Os comportamentos estereotipados, como movimentos repetitivos ou sons específicos, são frequentemente uma parte da experiência de muitas pessoas com autismo e podem ter funções importantes, como a autorregulação. A metodologia ABA não tem como objetivo suprimir estes comportamentos por si só. A intervenção foca-se em comportamentos que são prejudiciais (a si ou a outros), que interferem significativamente com a aprendizagem ou que impedem a participação em atividades sociais. No contexto da comunicação, se um “stimming” impede a interação ou a aprendizagem de novas competências, trabalhamos em conjunto para ensinar formas alternativas e mais funcionais de comunicação ou autorregulação, como o uso de sistemas de comunicação aumentativa e alternativa (CAA) ou estratégias de regulação emocional. A meta é sempre substituir, não apenas eliminar, se o comportamento for problemático. - Mito: A metodologia ABA é desprovida de emoção e de uma interação “robótica”.
Uma aplicação eficaz exige uma interação humana calorosa, empática e responsiva. Os terapeutas ABA, tal como os Terapeutas da Fala, são treinados para construir uma relação de confiança (rapport) e estabelecer uma ligação positiva com a pessoa. O ambiente terapêutico deve ser divertido, envolvente e focado na construção de confiança, onde a comunicação é incentivada através de jogos e atividades significativas. A ideia de que o ABA torna a pessoa “robótica” ignora o papel crucial da relação terapêutica e da motivação intrínseca no processo de aprendizagem, que são pilares para o desenvolvimento da comunicação e das competências sociais. - Mito: A Metodologia ABA só é eficaz para crianças pequenas.
Embora a intervenção precoce seja altamente recomendada devido à plasticidade cerebral, esta abordagem é eficaz em todas as faixas etárias.
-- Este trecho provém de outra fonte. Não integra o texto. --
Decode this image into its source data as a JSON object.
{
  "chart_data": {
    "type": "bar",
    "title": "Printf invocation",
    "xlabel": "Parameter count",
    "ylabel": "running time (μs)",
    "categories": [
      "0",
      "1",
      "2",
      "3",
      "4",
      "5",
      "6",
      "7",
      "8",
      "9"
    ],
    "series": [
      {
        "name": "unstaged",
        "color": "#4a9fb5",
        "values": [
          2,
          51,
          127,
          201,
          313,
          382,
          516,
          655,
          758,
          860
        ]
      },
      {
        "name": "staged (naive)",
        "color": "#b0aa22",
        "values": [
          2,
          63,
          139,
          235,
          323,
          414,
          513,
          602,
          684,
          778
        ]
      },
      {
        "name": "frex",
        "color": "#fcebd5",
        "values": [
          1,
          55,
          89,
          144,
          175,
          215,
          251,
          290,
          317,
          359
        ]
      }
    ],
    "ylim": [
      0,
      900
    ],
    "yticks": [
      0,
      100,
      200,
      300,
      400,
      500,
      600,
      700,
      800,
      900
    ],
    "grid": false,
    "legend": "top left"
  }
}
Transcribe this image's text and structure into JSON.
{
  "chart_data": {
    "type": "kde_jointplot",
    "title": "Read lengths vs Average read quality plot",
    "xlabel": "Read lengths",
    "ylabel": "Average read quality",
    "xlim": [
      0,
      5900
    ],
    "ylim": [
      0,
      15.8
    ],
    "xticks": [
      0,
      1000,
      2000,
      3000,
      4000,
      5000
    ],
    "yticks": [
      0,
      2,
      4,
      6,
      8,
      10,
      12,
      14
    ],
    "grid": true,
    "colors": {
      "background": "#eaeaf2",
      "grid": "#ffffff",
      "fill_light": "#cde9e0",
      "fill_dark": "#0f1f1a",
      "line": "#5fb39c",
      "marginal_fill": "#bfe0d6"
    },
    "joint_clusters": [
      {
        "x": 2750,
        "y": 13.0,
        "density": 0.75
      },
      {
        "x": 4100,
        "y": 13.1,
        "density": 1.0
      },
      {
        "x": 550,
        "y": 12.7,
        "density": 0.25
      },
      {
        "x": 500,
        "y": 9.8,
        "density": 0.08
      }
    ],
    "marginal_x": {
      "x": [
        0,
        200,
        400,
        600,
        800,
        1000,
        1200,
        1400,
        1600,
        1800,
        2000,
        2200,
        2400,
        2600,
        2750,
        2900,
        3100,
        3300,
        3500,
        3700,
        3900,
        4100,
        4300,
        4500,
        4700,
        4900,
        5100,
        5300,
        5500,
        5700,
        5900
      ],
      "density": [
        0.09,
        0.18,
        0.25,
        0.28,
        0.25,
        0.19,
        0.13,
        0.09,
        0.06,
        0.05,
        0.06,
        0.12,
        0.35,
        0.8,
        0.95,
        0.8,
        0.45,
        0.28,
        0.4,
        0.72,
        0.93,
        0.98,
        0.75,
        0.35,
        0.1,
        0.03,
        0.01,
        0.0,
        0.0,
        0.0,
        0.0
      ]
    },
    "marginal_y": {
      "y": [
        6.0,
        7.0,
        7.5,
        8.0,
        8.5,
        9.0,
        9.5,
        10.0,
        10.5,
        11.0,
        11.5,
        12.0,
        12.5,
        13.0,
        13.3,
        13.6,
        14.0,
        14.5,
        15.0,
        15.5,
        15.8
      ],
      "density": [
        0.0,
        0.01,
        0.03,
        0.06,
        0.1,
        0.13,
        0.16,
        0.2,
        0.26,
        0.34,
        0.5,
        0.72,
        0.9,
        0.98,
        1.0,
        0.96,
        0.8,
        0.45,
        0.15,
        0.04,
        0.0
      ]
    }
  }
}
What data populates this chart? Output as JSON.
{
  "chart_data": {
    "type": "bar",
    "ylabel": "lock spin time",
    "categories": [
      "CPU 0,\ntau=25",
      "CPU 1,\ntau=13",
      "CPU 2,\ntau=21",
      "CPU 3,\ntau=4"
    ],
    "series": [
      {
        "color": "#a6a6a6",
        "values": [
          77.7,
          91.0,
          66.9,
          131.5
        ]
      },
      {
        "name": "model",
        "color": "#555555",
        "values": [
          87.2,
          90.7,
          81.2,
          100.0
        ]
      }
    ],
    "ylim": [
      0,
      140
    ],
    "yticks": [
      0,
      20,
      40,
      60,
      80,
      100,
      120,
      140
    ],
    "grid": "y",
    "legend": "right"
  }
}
Os princípios da metodologia ABA podem ser aplicados para apoiar adolescentes e adultos com autismo no desenvolvimento de competências de vida independente, sociais, vocacionais e de lazer. Na Terapia da Fala, vemos como estes princípios são adaptados para melhorar a comunicação social complexa, a pragmática da linguagem e as competências necessárias para a integração em contextos de trabalho e comunitários, melhorando significativamente a sua qualidade de vida e participação ativa na sociedade. - Mito: A Metodologia ABA é uma “cura” para a PEA.
A Perturbação do Espetro do Autismo autismo é uma condição neurológica complexa e esta abordagem não é uma “cura”. O objetivo da metedologia ABA, em conjunto com outras terapias como a Terapia da Fala, é ajudar as pessoas com PEA a desenvolver competências, a gerir desafios e a alcançar o seu potencial máximo, permitindo-lhes viver vidas plenas e significativas. A intervenção visa otimizar o desenvolvimento e a funcionalidade, aceitando e celebrando a neurodiversidade, em vez de tentar “reverter” o autismo.
É imperativo que qualquer programa de intervenção, incluindo a Metodologia ABA, seja implementado por profissionais qualificados e certificados, que sigam as diretrizes éticas e utilizem práticas baseadas em evidências. A colaboração entre diferentes técnicos, como entre Terapeutas da Fala e Terapeutas ABA, é fundamental para criar um plano de intervenção abrangente e holístico que respeite a dignidade e a individualidade de cada pessoa com PEA, promovendo uma comunicação funcional e uma participação significativa na sociedade.